Conclusion: Our data show that fluorouracil-based adjuvant chemotherapy does not work for dMMR cases, if not worse. Autophagy inhibition and/or immune checkpoint inhibition might be promising alternative strategies for gastric cancer treatment.

Implications for practice: The use of microsatellite instability (MSI) and mismatch repair (MMR) as predictive biomarkers for adjuvant chemotherapy in colorectal cancer has caused a paradigm shift in cancer therapy, although its implications in gastric cancer are still questionable. The data obtained in the current study indicate that MSI-MMR is an independent prognostic factor for gastric cancer. Standard fluorouracil-based adjuvant chemotherapy did not work for deficient MMR cases, and was likely worse. Instead, strategies like autophagy inhibition and/or immune checkpoint inhibition should be taken into consideration in the future.

Keywords: Autophagy; Gastric cancer; Microsatellite instability; Mismatch repair.

Figure 1

OS of gastric cancers stratified by MMR status. OS at stage II–IV (A), stage II (B), stage III (C), and stage IV (D).Abbreviations: CI, confidence interval; dMMR, deficient mismatch repair; HR, hazard ratio; OS, overall survival; pMMR, proficient mismatch repair.

Figure 2

DFS of gastric cancers stratified by mismatch repair (MMR) status. MMR status at stage II–III (A), stage II (B), and stage III (C).Abbreviations: CI, confidence interval; DFS, disease‐free survival; dMMR, deficient mismatch repair; HR, hazard ratio; pMMR, proficient mismatch repair.

Figure 3

OS and DFS of gastric cancers stratified by mismatch repair (MMR) status and adjuvant chemotherapy. OS of stage II–IV gastric cancers stratified by MMR status and adjuvant chemotherapy (A). OS of stage III gastric cancers stratified by MMR status and adjuvant chemotherapy (B). DFS of stage III gastric cancers stratified by MMR status and adjuvant chemotherapy (C).
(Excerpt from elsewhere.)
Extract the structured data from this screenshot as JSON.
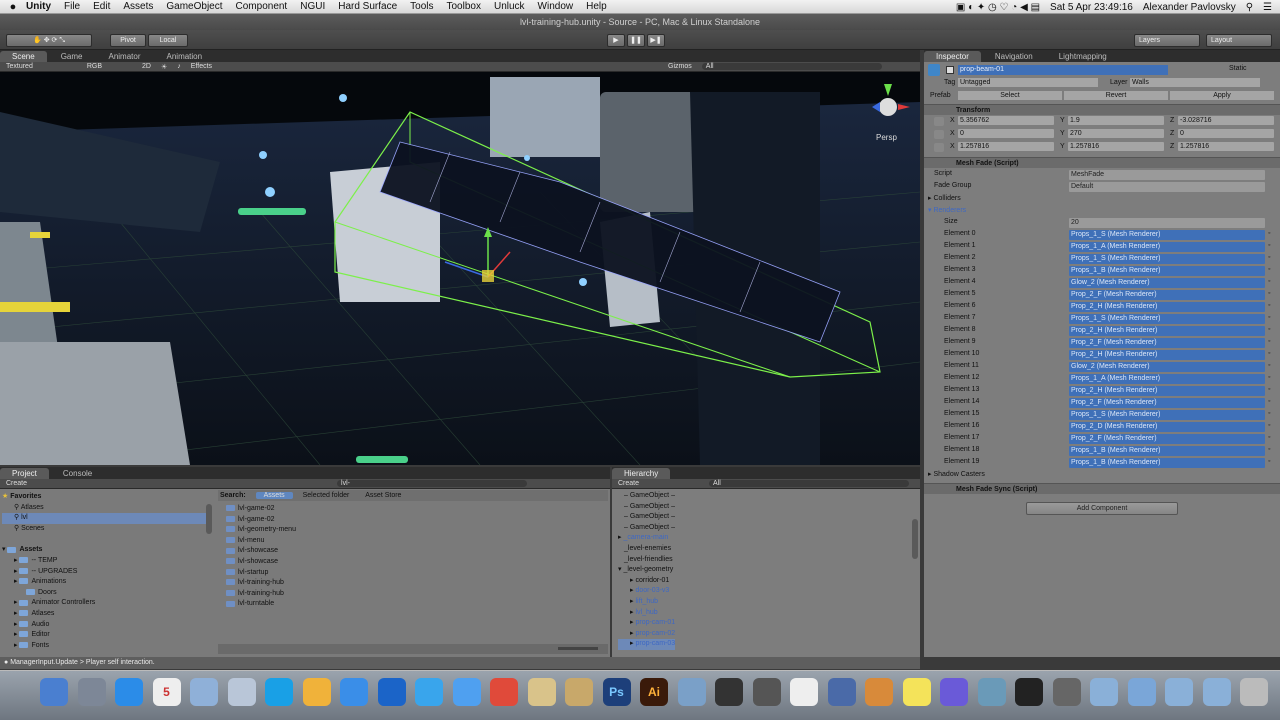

C/T (+) and C/T (−) indicate with and without adjuvant chemotherapy, respectively.Abbreviations: CI, confidence interval; DFS, disease‐free survival; dMMR, deficient mismatch repair; HR, hazard ratio; OS, overall survival; pMMR, proficient mismatch repair.

Figure 4

In vitro test of gastric cancer cell lines. (A): Proliferation assay of MSI‐H (SNU1 and SNU638) and MSS (SNU601 and SNU719) gastric cancer cell lines treated by 5‐FU with various concentrations. All experiments were in triplicate. (B): Representative Western blotting of LC3B and p62 of MSI‐H (SNU1 and SNU638) and MSS (SNU601 and SNU719) gastric cancer cell lines treated by 5‐FU with various concentrations, where LC3B‐II indicated lipidization of LC3B‐I, surrogate of autophagy activation, whereas p62 represented autophagy flux. (C): Proliferation assay of MSI‐H SNU1 gastric cancer cell line treated by 5‐FU and CQ with various concentrations. All experiments were in triplicate. *, p < .05 versus control; ‡, p < .01 versus control.Abbreviations: CQ, chloroquine; ctrl, control; 5‐FU, 5‐fluorouracil; MSI‐H, microsatellite instability high; MSS, microsatellite stable.